Where RKM fails is the resolution. Having set up the movie and shown the moral corruption of the hero as the only recourse for survival it does not know what to do now. You cannot make a patriotic movie in which becoming a criminal is a smart move. There is a lot of flailing around and bombastic speeches about duty and love for motherland which make the last 25 minutes rather bland. At one point he has the soldier, the tycoon, the mazdoor and the cop tied to the train track to be run over as perhaps the most overstated metaphor for the state of the nation. The next year saw the Emergency where we were all tied onto that train track.
Also, Zeenat Will Not Die.
The music as with all MK movies is top notch, especially Aur Nahin Bas Aur Nahin which looks like a Guru Dutt song but in color. Unfortunately, Manoj went full on facepalm acting with this song and that has become a meme. RKM was a legendary hit. Manoj was at his peak as an actor director. Two years later he gave Dus Numbri which was the biggest hit of the year and then Kranti in 1980 which was the biggest hit of his life but it was actually all over with RKM. Kranti was Manoj Kumar at his most but RKM is him at his best.
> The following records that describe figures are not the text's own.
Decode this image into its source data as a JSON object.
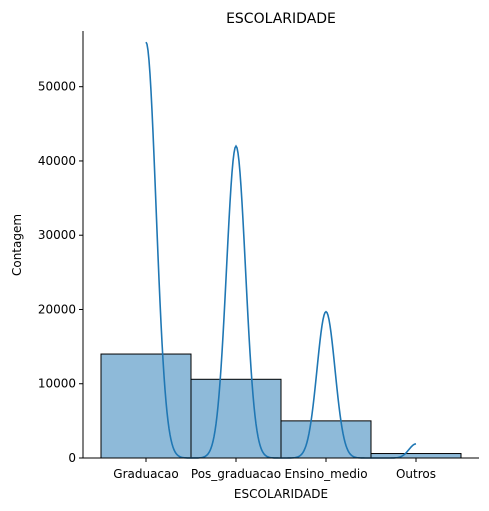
{
  "chart_data": {
    "type": "bar",
    "title": "ESCOLARIDADE",
    "xlabel": "ESCOLARIDADE",
    "ylabel": "Contagem",
    "categories": [
      "Graduacao",
      "Pos_graduacao",
      "Ensino_medio",
      "Outros"
    ],
    "values": [
      14000,
      10600,
      5000,
      600
    ],
    "ylim": [
      0,
      57500
    ],
    "yticks": [
      0,
      10000,
      20000,
      30000,
      40000,
      50000
    ],
    "grid": false,
    "bar_color": "#8ebad9",
    "bar_edge_color": "#000000",
    "kde": {
      "color": "#1f77b4",
      "peaks": [
        56000,
        42000,
        19700,
        1900
      ]
    }
  }
}
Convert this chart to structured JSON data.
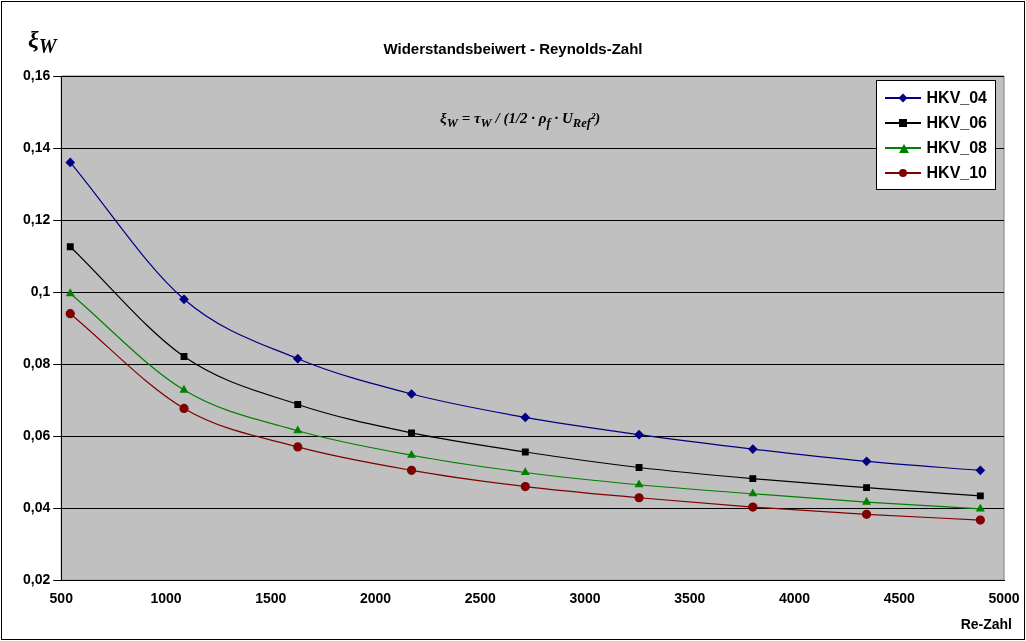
{
  "chart_data": {
    "type": "line",
    "title": "Widerstandsbeiwert - Reynolds-Zahl",
    "xlabel": "Re-Zahl",
    "ylabel": "ξ$_{W}$",
    "annotations": [
      "ξ$_{W}$ = τ$_{W}$ / (1/2 · ρ$_{f}$ · U$_{Ref}$²)"
    ],
    "x": [
      543,
      1086,
      1629,
      2172,
      2715,
      3258,
      3801,
      4344,
      4887
    ],
    "series": [
      {
        "name": "HKV_04",
        "color": "#000080",
        "marker": "diamond",
        "values": [
          0.136,
          0.098,
          0.0815,
          0.0717,
          0.0652,
          0.0604,
          0.0564,
          0.053,
          0.0505
        ]
      },
      {
        "name": "HKV_06",
        "color": "#000000",
        "marker": "square",
        "values": [
          0.1126,
          0.0821,
          0.0688,
          0.0609,
          0.0556,
          0.0513,
          0.0482,
          0.0457,
          0.0434
        ]
      },
      {
        "name": "HKV_08",
        "color": "#008000",
        "marker": "triangle",
        "values": [
          0.0996,
          0.0728,
          0.0615,
          0.0547,
          0.0499,
          0.0465,
          0.044,
          0.0417,
          0.0398
        ]
      },
      {
        "name": "HKV_10",
        "color": "#800000",
        "marker": "circle",
        "values": [
          0.094,
          0.0677,
          0.057,
          0.0505,
          0.046,
          0.0429,
          0.0403,
          0.0383,
          0.0367
        ]
      }
    ],
    "xlim": [
      500,
      5000
    ],
    "xticks": [
      500,
      1000,
      1500,
      2000,
      2500,
      3000,
      3500,
      4000,
      4500,
      5000
    ],
    "ylim": [
      0.02,
      0.16
    ],
    "yticks": [
      {
        "value": 0.02,
        "label": "0,02"
      },
      {
        "value": 0.04,
        "label": "0,04"
      },
      {
        "value": 0.06,
        "label": "0,06"
      },
      {
        "value": 0.08,
        "label": "0,08"
      },
      {
        "value": 0.1,
        "label": "0,1"
      },
      {
        "value": 0.12,
        "label": "0,12"
      },
      {
        "value": 0.14,
        "label": "0,14"
      },
      {
        "value": 0.16,
        "label": "0,16"
      }
    ],
    "grid": "y",
    "legend": "top right",
    "line_style": "solid"
  }
}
Hindsight is infallible and it is evident he had lost whatever well of creativity he used to drink from. But Roti Kapada aur Makaan has endured. It is tragic that it is still so relevant. The movie is a monument to social failure and a fascinating historical slice of the derailed nation building project. Final irony. Roti, Kapda aur Makan was the election slogan of Bhutto and his PPP when they were seeking to rebuild a nation that had been humiliated and devasted in 1971. Manoj Kumar instantly comprehended the overreaching power of the slogan and swiped it for his title.